In a 30-year cycle, there are ups and downs in the economy. Whenever an industry’s return on investments is more than 10%, 15%, 20%, or anything above the normal average, it attracts investors. In the same way, when a company makes too much cash, they become a buyout target. These successful companies start to attract the technology geeks. They become a target for automation.
Today, I spent time researching market data for the upcoming UCF Real Estate Conference. A strange thing hit me, most of the sources I found were from people who don’t sell real estate. The articles were from tech companies trying to convince buyers and sellers to bypass the agent to enter their data (Homes for sale, homes they want to buy) and allow their computer to make a match.
Then I heard something funny from one of my real estate advisors. He said, “A client asked me if his Zillow Zestimate was correct?”
He continued the story by asking the customer, “Has Zillow been inside your home?
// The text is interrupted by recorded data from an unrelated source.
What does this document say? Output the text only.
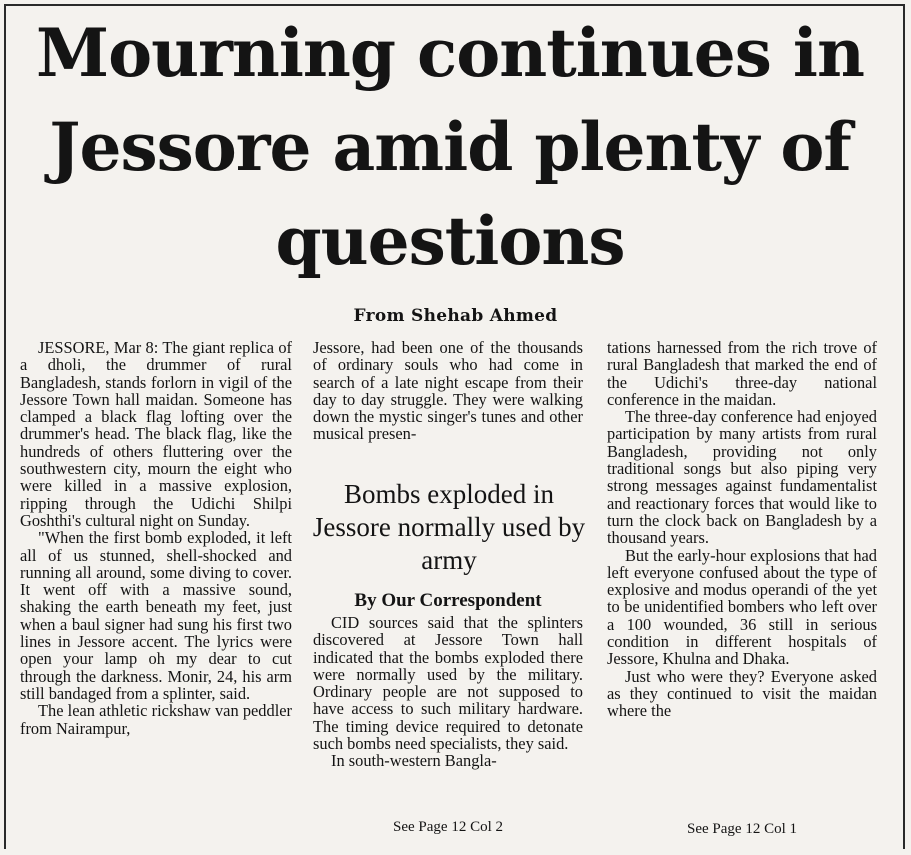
Mourning continues in Jessore amid plenty of questions
From Shehab Ahmed

JESSORE, Mar 8: The giant replica of a dholi, the drummer of rural Bangladesh, stands forlorn in vigil of the Jessore Town hall maidan. Someone has clamped a black flag lofting over the drummer's head. The black flag, like the hundreds of others fluttering over the southwestern city, mourn the eight who were killed in a massive explosion, ripping through the Udichi Shilpi Goshthi's cultural night on Sunday.

"When the first bomb exploded, it left all of us stunned, shell-shocked and running all around, some diving to cover. It went off with a massive sound, shaking the earth beneath my feet, just when a baul signer had sung his first two lines in Jessore accent. The lyrics were open your lamp oh my dear to cut through the darkness. Monir, 24, his arm still bandaged from a splinter, said.

The lean athletic rickshaw van peddler from Nairampur,

Jessore, had been one of the thousands of ordinary souls who had come in search of a late night escape from their day to day struggle. They were walking down the mystic singer's tunes and other musical presen-

Bombs exploded in Jessore normally used by army
By Our Correspondent

CID sources said that the splinters discovered at Jessore Town hall indicated that the bombs exploded there were normally used by the military. Ordinary people are not supposed to have access to such military hardware. The timing device required to detonate such bombs need specialists, they said.

In south-western Bangla-

See Page 12 Col 2

tations harnessed from the rich trove of rural Bangladesh that marked the end of the Udichi's three-day national conference in the maidan.

The three-day conference had enjoyed participation by many artists from rural Bangladesh, providing not only traditional songs but also piping very strong messages against fundamentalist and reactionary forces that would like to turn the clock back on Bangladesh by a thousand years.

But the early-hour explosions that had left everyone confused about the type of explosive and modus operandi of the yet to be unidentified bombers who left over a 100 wounded, 36 still in serious condition in different hospitals of Jessore, Khulna and Dhaka.

Just who were they? Everyone asked as they continued to visit the maidan where the

See Page 12 Col 1
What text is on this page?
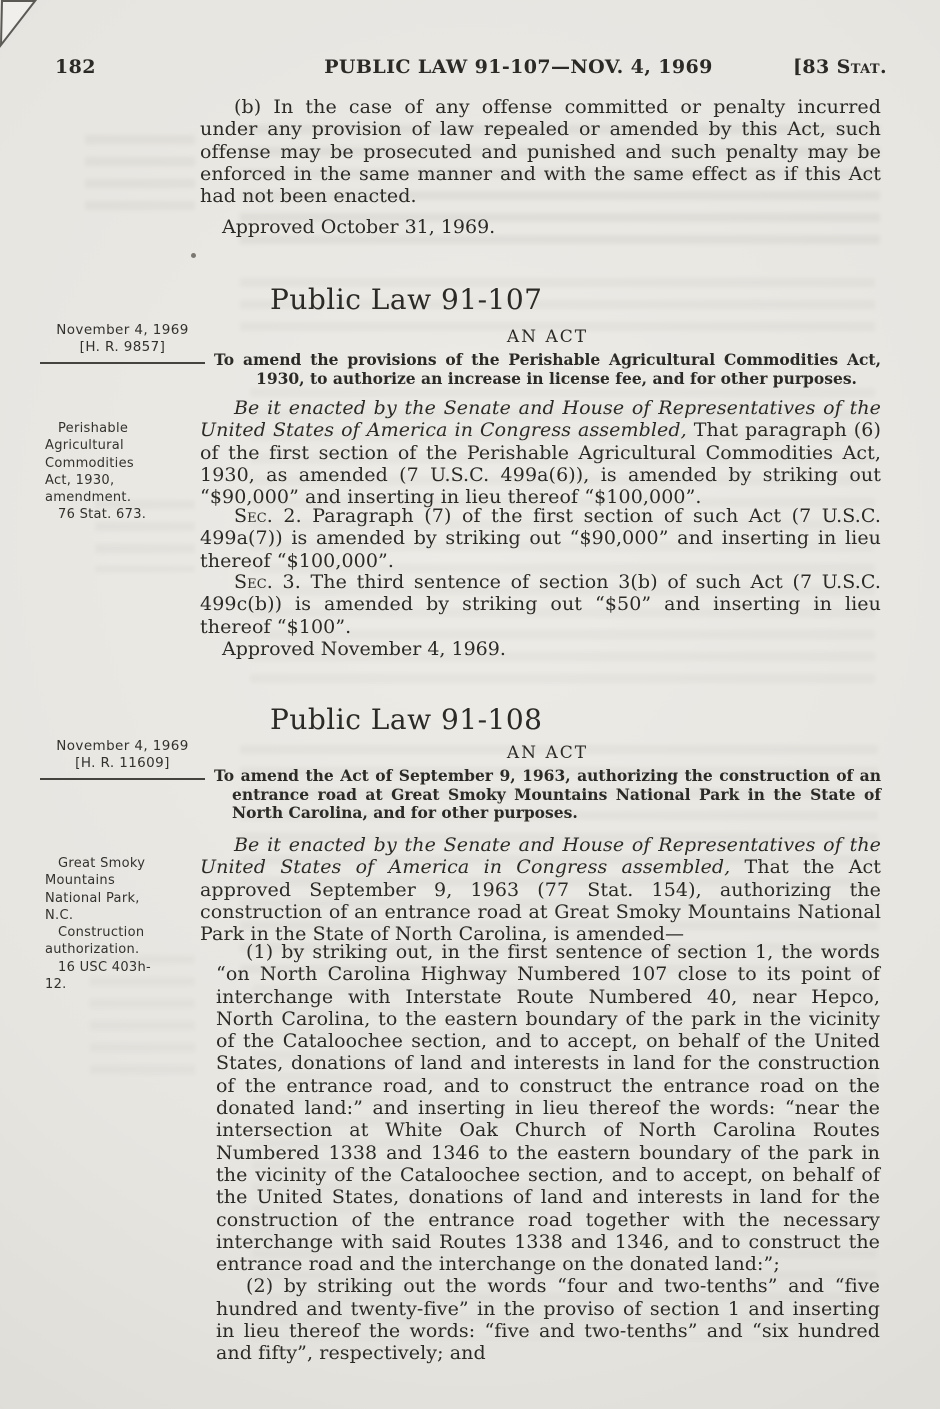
182	PUBLIC LAW 91-107—NOV. 4, 1969	[83 Stat.

(b) In the case of any offense committed or penalty incurred under any provision of law repealed or amended by this Act, such offense may be prosecuted and punished and such penalty may be enforced in the same manner and with the same effect as if this Act had not been enacted.

Approved October 31, 1969.

Public Law 91-107
November 4, 1969
[H. R. 9857]	AN ACT

To amend the provisions of the Perishable Agricultural Commodities Act, 1930, to authorize an increase in license fee, and for other purposes.

Perishable
Agricultural
Commodities
Act, 1930,
amendment.
76 Stat. 673.

Be it enacted by the Senate and House of Representatives of the United States of America in Congress assembled, That paragraph (6) of the first section of the Perishable Agricultural Commodities Act, 1930, as amended (7 U.S.C. 499a(6)), is amended by striking out “$90,000” and inserting in lieu thereof “$100,000”.

Sec. 2. Paragraph (7) of the first section of such Act (7 U.S.C. 499a(7)) is amended by striking out “$90,000” and inserting in lieu thereof “$100,000”.

Sec. 3. The third sentence of section 3(b) of such Act (7 U.S.C. 499c(b)) is amended by striking out “$50” and inserting in lieu thereof “$100”.

Approved November 4, 1969.

Public Law 91-108
November 4, 1969
[H. R. 11609]	AN ACT

To amend the Act of September 9, 1963, authorizing the construction of an entrance road at Great Smoky Mountains National Park in the State of North Carolina, and for other purposes.

Great Smoky
Mountains
National Park,
N.C.
Construction
authorization.
16 USC 403h-
12.

Be it enacted by the Senate and House of Representatives of the United States of America in Congress assembled, That the Act approved September 9, 1963 (77 Stat. 154), authorizing the construction of an entrance road at Great Smoky Mountains National Park in the State of North Carolina, is amended—

(1) by striking out, in the first sentence of section 1, the words “on North Carolina Highway Numbered 107 close to its point of interchange with Interstate Route Numbered 40, near Hepco, North Carolina, to the eastern boundary of the park in the vicinity of the Cataloochee section, and to accept, on behalf of the United States, donations of land and interests in land for the construction of the entrance road, and to construct the entrance road on the donated land:” and inserting in lieu thereof the words: “near the intersection at White Oak Church of North Carolina Routes Numbered 1338 and 1346 to the eastern boundary of the park in the vicinity of the Cataloochee section, and to accept, on behalf of the United States, donations of land and interests in land for the construction of the entrance road together with the necessary interchange with said Routes 1338 and 1346, and to construct the entrance road and the interchange on the donated land:”;

(2) by striking out the words “four and two-tenths” and “five hundred and twenty-five” in the proviso of section 1 and inserting in lieu thereof the words: “five and two-tenths” and “six hundred and fifty”, respectively; and
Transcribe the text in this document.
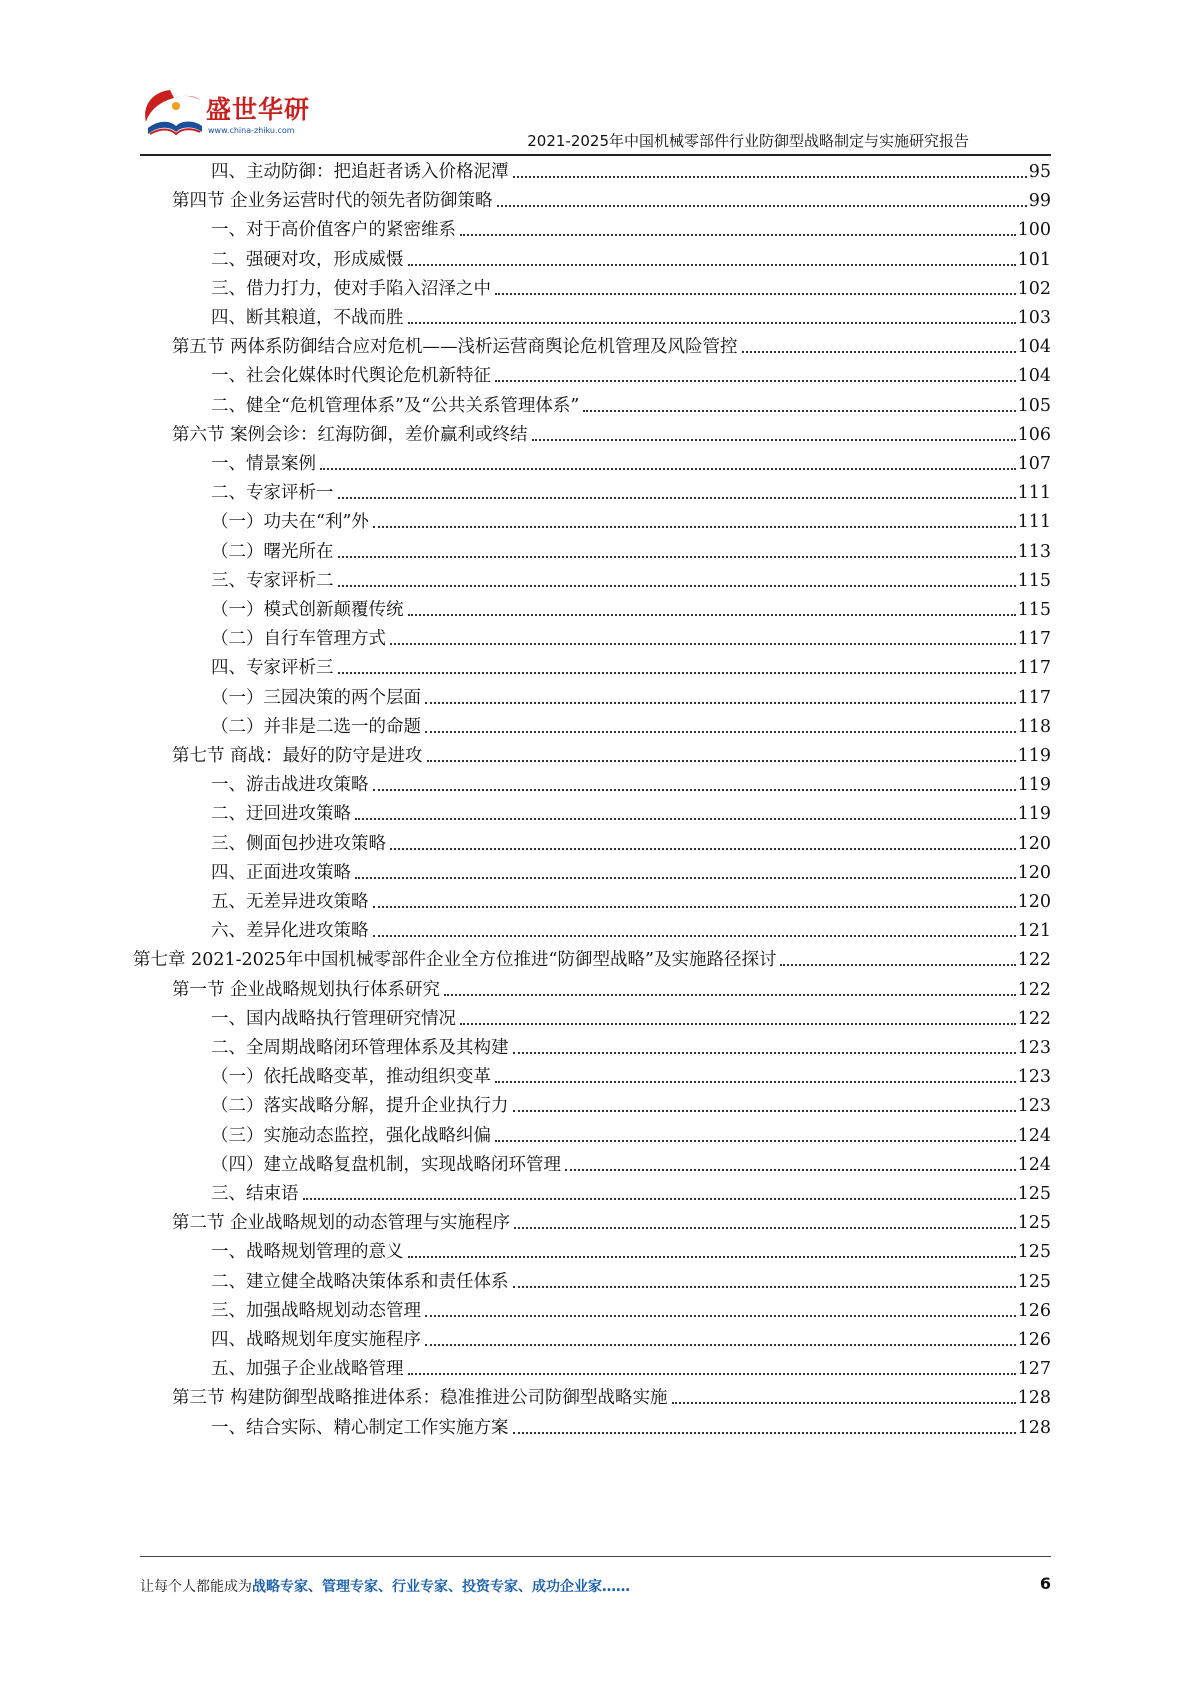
盛世华研
www.china-zhiku.com
2021-2025年中国机械零部件行业防御型战略制定与实施研究报告
四、主动防御：把追赶者诱入价格泥潭	95
第四节 企业务运营时代的领先者防御策略	99
一、对于高价值客户的紧密维系	100
二、强硬对攻，形成威慑	101
三、借力打力，使对手陷入沼泽之中	102
四、断其粮道，不战而胜	103
第五节 两体系防御结合应对危机——浅析运营商舆论危机管理及风险管控	104
一、社会化媒体时代舆论危机新特征	104
二、健全“危机管理体系”及“公共关系管理体系”	105
第六节 案例会诊：红海防御，差价赢利或终结	106
一、情景案例	107
二、专家评析一	111
（一）功夫在“利”外	111
（二）曙光所在	113
三、专家评析二	115
（一）模式创新颠覆传统	115
（二）自行车管理方式	117
四、专家评析三	117
（一）三园决策的两个层面	117
（二）并非是二选一的命题	118
第七节 商战：最好的防守是进攻	119
一、游击战进攻策略	119
二、迂回进攻策略	119
三、侧面包抄进攻策略	120
四、正面进攻策略	120
五、无差异进攻策略	120
六、差异化进攻策略	121
第七章 2021-2025年中国机械零部件企业全方位推进“防御型战略”及实施路径探讨	122
第一节 企业战略规划执行体系研究	122
一、国内战略执行管理研究情况	122
二、全周期战略闭环管理体系及其构建	123
（一）依托战略变革，推动组织变革	123
（二）落实战略分解，提升企业执行力	123
（三）实施动态监控，强化战略纠偏	124
（四）建立战略复盘机制，实现战略闭环管理	124
三、结束语	125
第二节 企业战略规划的动态管理与实施程序	125
一、战略规划管理的意义	125
二、建立健全战略决策体系和责任体系	125
三、加强战略规划动态管理	126
四、战略规划年度实施程序	126
五、加强子企业战略管理	127
第三节 构建防御型战略推进体系：稳准推进公司防御型战略实施	128
一、结合实际、精心制定工作实施方案	128
让每个人都能成为战略专家、管理专家、行业专家、投资专家、成功企业家……	6
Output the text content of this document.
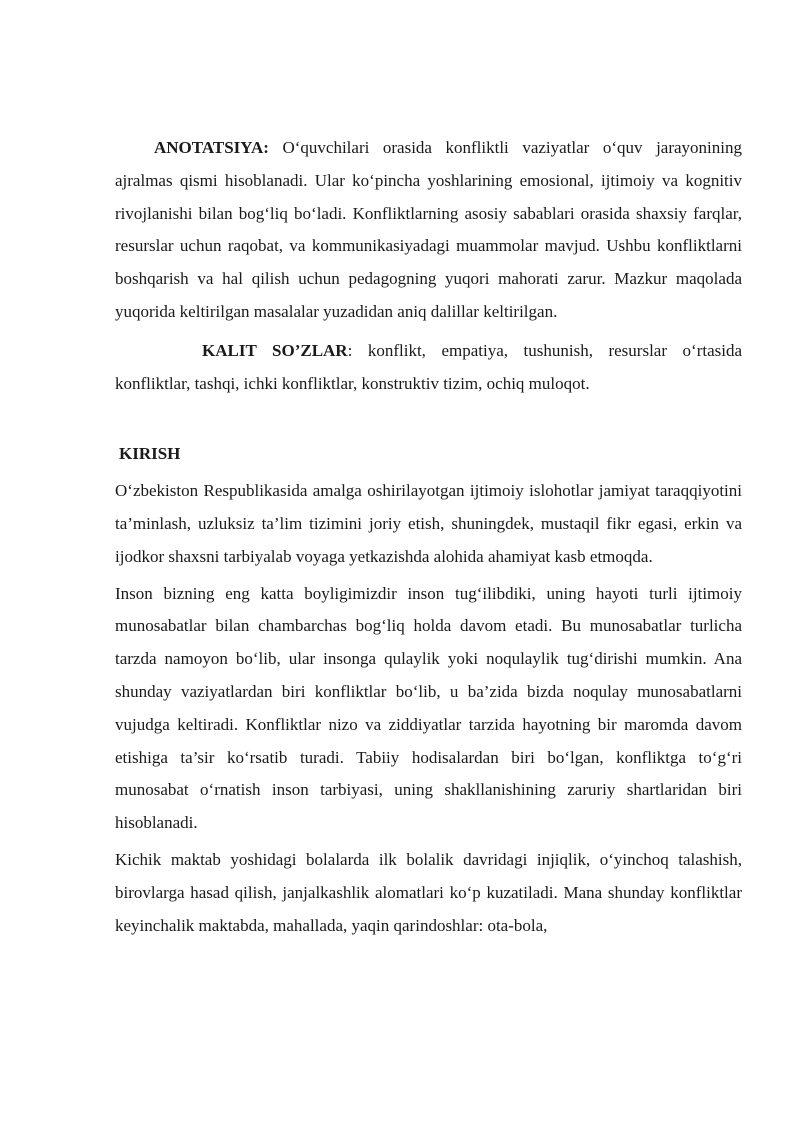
ANOTATSIYA: O‘quvchilari orasida konfliktli vaziyatlar o‘quv jarayonining ajralmas qismi hisoblanadi. Ular ko‘pincha yoshlarining emosional, ijtimoiy va kognitiv rivojlanishi bilan bog‘liq bo‘ladi. Konfliktlarning asosiy sabablari orasida shaxsiy farqlar, resurslar uchun raqobat, va kommunikasiyadagi muammolar mavjud. Ushbu konfliktlarni boshqarish va hal qilish uchun pedagogning yuqori mahorati zarur. Mazkur maqolada yuqorida keltirilgan masalalar yuzadidan aniq dalillar keltirilgan.

KALIT SO’ZLAR: konflikt, empatiya, tushunish, resurslar o‘rtasida konfliktlar, tashqi, ichki konfliktlar, konstruktiv tizim, ochiq muloqot.

KIRISH

O‘zbekiston Respublikasida amalga oshirilayotgan ijtimoiy islohotlar jamiyat taraqqiyotini ta’minlash, uzluksiz ta’lim tizimini joriy etish, shuningdek, mustaqil fikr egasi, erkin va ijodkor shaxsni tarbiyalab voyaga yetkazishda alohida ahamiyat kasb etmoqda.

Inson bizning eng katta boyligimizdir inson tug‘ilibdiki, uning hayoti turli ijtimoiy munosabatlar bilan chambarchas bog‘liq holda davom etadi. Bu munosabatlar turlicha tarzda namoyon bo‘lib, ular insonga qulaylik yoki noqulaylik tug‘dirishi mumkin. Ana shunday vaziyatlardan biri konfliktlar bo‘lib, u ba’zida bizda noqulay munosabatlarni vujudga keltiradi. Konfliktlar nizo va ziddiyatlar tarzida hayotning bir maromda davom etishiga ta’sir ko‘rsatib turadi. Tabiiy hodisalardan biri bo‘lgan, konfliktga to‘g‘ri munosabat o‘rnatish inson tarbiyasi, uning shakllanishining zaruriy shartlaridan biri hisoblanadi.

Kichik maktab yoshidagi bolalarda ilk bolalik davridagi injiqlik, o‘yinchoq talashish, birovlarga hasad qilish, janjalkashlik alomatlari ko‘p kuzatiladi. Mana shunday konfliktlar keyinchalik maktabda, mahallada, yaqin qarindoshlar: ota-bola,
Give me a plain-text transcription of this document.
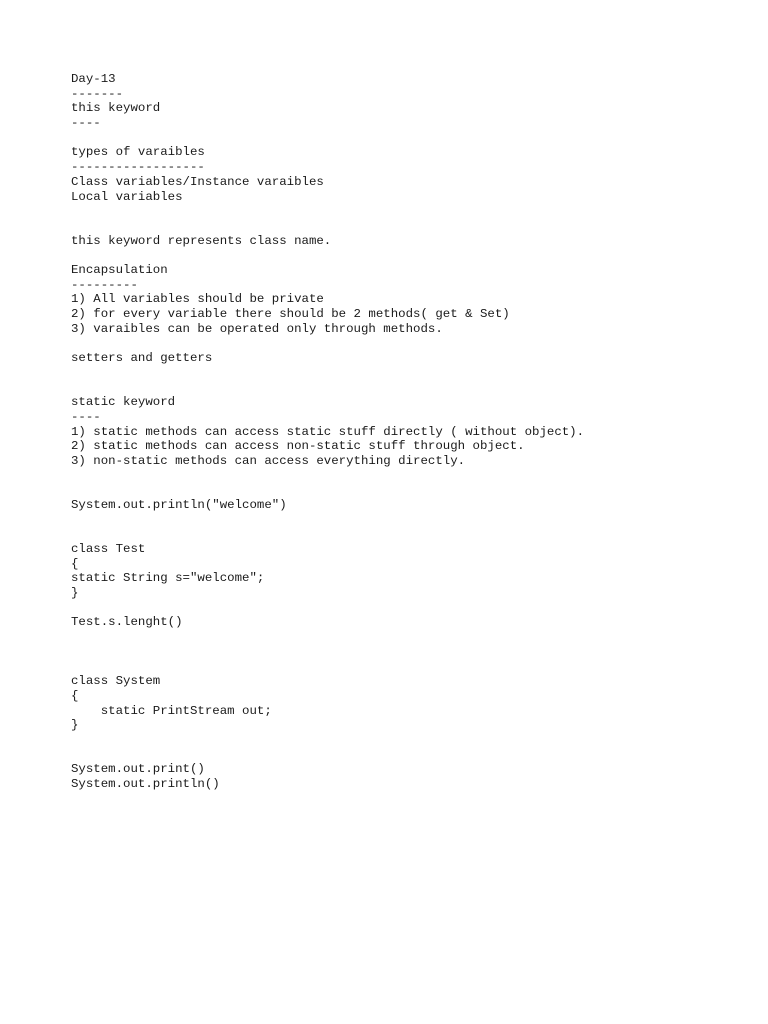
Day-13
-------
this keyword
----
types of varaibles
------------------
Class variables/Instance varaibles
Local variables
this keyword represents class name.
Encapsulation
---------
1) All variables should be private
2) for every variable there should be 2 methods( get & Set)
3) varaibles can be operated only through methods.
setters and getters
static keyword
----
1) static methods can access static stuff directly ( without object).
2) static methods can access non-static stuff through object.
3) non-static methods can access everything directly.
System.out.println("welcome")
class Test
{
static String s="welcome";
}
Test.s.lenght()
class System
{
static PrintStream out;
}
System.out.print()
System.out.println()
I guess Zillow hasn’t seen your new kitchen or have they?”
The client laughed, my real estate advisor made his point.
Can real estate and tech companies work together?
When the market is up, we always see Silicon Valley techies jump into real estate trying to push the agent right out of the equation. Remember when everyone thought internet doctors would change medicine. Guess what? They didn’t.
Real estate will always be a localized business.
In the past couple of years, I’ve counted over 14 companies in the business of having real estate change hands through algorithms. The human factor is out of the transaction. These tech companies are great at marketing the idea that real estate agents are too busy to sell a home. Websites like Realty Trac, Ten-X, Zillow, and more do a great job at writing blogs, but they are not the ones selling the homes. As one of my agents commented, these companies do not know about home improvements or crime in the area they are selling. These tech companies only know numbers.
The main reason these tech companies won’t make it is when the market goes south, and the margins dry up. Mostly, because people do not trust computers, technology does not help indecisive people decide.
Day 9: Send 20 emails to your customers, reminding them you have a complete property management division with vetted vendors who can help them with repairs and more. Remind them you are there for them year round and not only when they are thinking about selling. As a bonus, call out a particular vendor you like and copy that vendor. Both parties will love you.
PS. Please do not forget to give thanks, update your calendar (before your day starts), call your accountability partner, and kiss your spouse.